Puxei um pouco de energia através do laço com Kairin, já me familiarizando um pouco mais com nossa nova ligação. Vendo através dos seus olhos, que eram feitos para enxergarem de longe, captei melhor os inimigos que se aproximavam:
Quase uma centena deles viam com velocidade, suas armaduras de prata brilhando no céu escuro como se fossem estrelas. Sua formação mimetizando uma constelação que descia de além das nuvens para destruir o firmamento.
— Precisamos evacuar a cidade. — Ouvi Satoriel falar enquanto ele caminhava até onde suas coisas estavam e pegava um arco e amarrava uma aljava, recheada com flechas, na cintura.
Quando reparou que nós ainda estávamos estáticos, encarando o exército que se aproximava com velocidade, gritou:
— Vão agora!
Minha avó, que estava assistindo nosso treinamento esse tempo todo como ela disse que faria, caminhou devagar até ficar ao lado do Caçador e estendeu o braço para que Percevarez pousasse nele.
— Conto com vocês dois. — Ela falou, sem se virar para olhar para nós.
Eu a vi de costas, encarando um exército de alados. Exatamente a última visão que eu tive dela em minha vida passada, enquanto fugia com o ovo de Victoria nos braços e ela ganhava tempo para mim e para toda nossa cidade.
Eu não podia deixar ela aqui, mas temi que minha presença fosse apenas servir como motivo de preocupação. Diferente da outra vez, ela não estava sozinha agora e eu não iria apenas fugir.
— Você está bem para voar, Vic? — Falei através do laço.
— Sim, foi só um susto. Precisa de mais do que isso para arranhar minhas escamas.
Me lembrei que as espadas dos alados eram capazes de mais do que a arranhar e temi novamente pela vida de alguém querido por mim.
— Então vamos avisar os outros!
Ela correu sobre as quatro patas e saltou, batendo suas asas enquanto pegava impulso e se afastava do solo. Não estávamos tão longe da cidade, apenas o suficiente para fugir de olhares curiosos.
Kairin voava ao nosso lado, ficando por perto e mantendo a mesma velocidade de Victoria, embora eu soubesse que ela conseguiria voar mais rápido se quisesse. A incapacidade que os familiares tinham em se comunicar com outros, que não partilhavam do mesmo laço, atrapalhava naquele momento.

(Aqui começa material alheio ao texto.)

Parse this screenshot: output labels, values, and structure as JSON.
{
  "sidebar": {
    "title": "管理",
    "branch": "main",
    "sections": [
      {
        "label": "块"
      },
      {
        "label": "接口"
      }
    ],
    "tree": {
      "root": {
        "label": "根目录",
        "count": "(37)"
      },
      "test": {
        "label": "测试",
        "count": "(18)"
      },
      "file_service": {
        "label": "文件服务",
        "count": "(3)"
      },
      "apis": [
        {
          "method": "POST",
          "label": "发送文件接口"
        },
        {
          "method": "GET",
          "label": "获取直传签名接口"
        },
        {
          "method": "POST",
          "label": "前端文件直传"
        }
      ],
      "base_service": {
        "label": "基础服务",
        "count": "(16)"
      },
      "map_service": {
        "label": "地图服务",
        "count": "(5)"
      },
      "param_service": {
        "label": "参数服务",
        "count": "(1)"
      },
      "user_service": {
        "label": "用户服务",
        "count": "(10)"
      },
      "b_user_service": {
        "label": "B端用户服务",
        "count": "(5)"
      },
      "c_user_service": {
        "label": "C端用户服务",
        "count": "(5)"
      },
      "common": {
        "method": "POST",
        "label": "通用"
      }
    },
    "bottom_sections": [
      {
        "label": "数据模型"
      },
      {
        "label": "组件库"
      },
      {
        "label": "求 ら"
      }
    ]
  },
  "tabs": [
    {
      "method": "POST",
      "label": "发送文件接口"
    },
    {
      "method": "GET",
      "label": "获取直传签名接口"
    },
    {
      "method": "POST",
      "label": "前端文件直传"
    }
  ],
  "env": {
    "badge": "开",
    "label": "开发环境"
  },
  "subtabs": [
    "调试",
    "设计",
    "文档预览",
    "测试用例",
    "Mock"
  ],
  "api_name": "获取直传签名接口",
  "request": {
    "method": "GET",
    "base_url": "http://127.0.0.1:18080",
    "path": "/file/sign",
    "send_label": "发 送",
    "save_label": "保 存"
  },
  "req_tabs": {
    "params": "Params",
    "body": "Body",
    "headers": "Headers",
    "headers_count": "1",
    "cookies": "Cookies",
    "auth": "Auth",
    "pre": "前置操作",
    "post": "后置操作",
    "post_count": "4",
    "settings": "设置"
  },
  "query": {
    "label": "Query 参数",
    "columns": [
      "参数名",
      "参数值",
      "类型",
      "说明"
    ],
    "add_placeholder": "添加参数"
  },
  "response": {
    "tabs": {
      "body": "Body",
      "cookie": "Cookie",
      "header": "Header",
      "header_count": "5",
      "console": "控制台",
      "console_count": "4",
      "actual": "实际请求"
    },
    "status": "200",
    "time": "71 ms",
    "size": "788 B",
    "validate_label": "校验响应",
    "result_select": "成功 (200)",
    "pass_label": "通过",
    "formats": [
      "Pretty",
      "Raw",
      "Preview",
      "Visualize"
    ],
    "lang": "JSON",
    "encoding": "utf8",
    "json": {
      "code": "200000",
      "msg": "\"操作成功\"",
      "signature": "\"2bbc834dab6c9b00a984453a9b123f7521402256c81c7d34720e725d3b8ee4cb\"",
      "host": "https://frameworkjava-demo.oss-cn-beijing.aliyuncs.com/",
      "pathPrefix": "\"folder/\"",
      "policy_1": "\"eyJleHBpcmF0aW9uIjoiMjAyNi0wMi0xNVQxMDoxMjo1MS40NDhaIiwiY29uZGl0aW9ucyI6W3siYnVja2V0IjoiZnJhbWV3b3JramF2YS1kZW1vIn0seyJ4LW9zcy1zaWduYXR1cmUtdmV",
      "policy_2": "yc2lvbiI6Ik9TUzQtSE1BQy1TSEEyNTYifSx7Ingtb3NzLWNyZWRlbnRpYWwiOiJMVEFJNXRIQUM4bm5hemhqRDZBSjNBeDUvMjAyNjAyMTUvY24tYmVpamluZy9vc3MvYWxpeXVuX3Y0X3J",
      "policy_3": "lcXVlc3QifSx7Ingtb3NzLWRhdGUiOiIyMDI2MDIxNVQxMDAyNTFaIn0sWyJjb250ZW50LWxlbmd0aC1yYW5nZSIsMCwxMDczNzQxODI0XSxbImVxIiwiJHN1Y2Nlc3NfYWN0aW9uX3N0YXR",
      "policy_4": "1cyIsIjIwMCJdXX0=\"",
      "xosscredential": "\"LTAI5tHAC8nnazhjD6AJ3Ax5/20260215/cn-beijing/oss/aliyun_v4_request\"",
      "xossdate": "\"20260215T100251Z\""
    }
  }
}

Não adiantaria nada ele retornar o mais rápido possível se não conseguiria ele mesmo dar o aviso.
Olhei pra trás uma última vez, tentando adivinhar quanto tempo tínhamos antes que os alados chegassem em terra. Pela velocidade que voavam e pela distância… Eu não fazia ideia. Uns cinco minutos? Dez?
— Mais rápido!
Segurei firme nas escamas de Vic enquanto fazia o uso do vermelho para fortalecer a pegada dos meus dedos.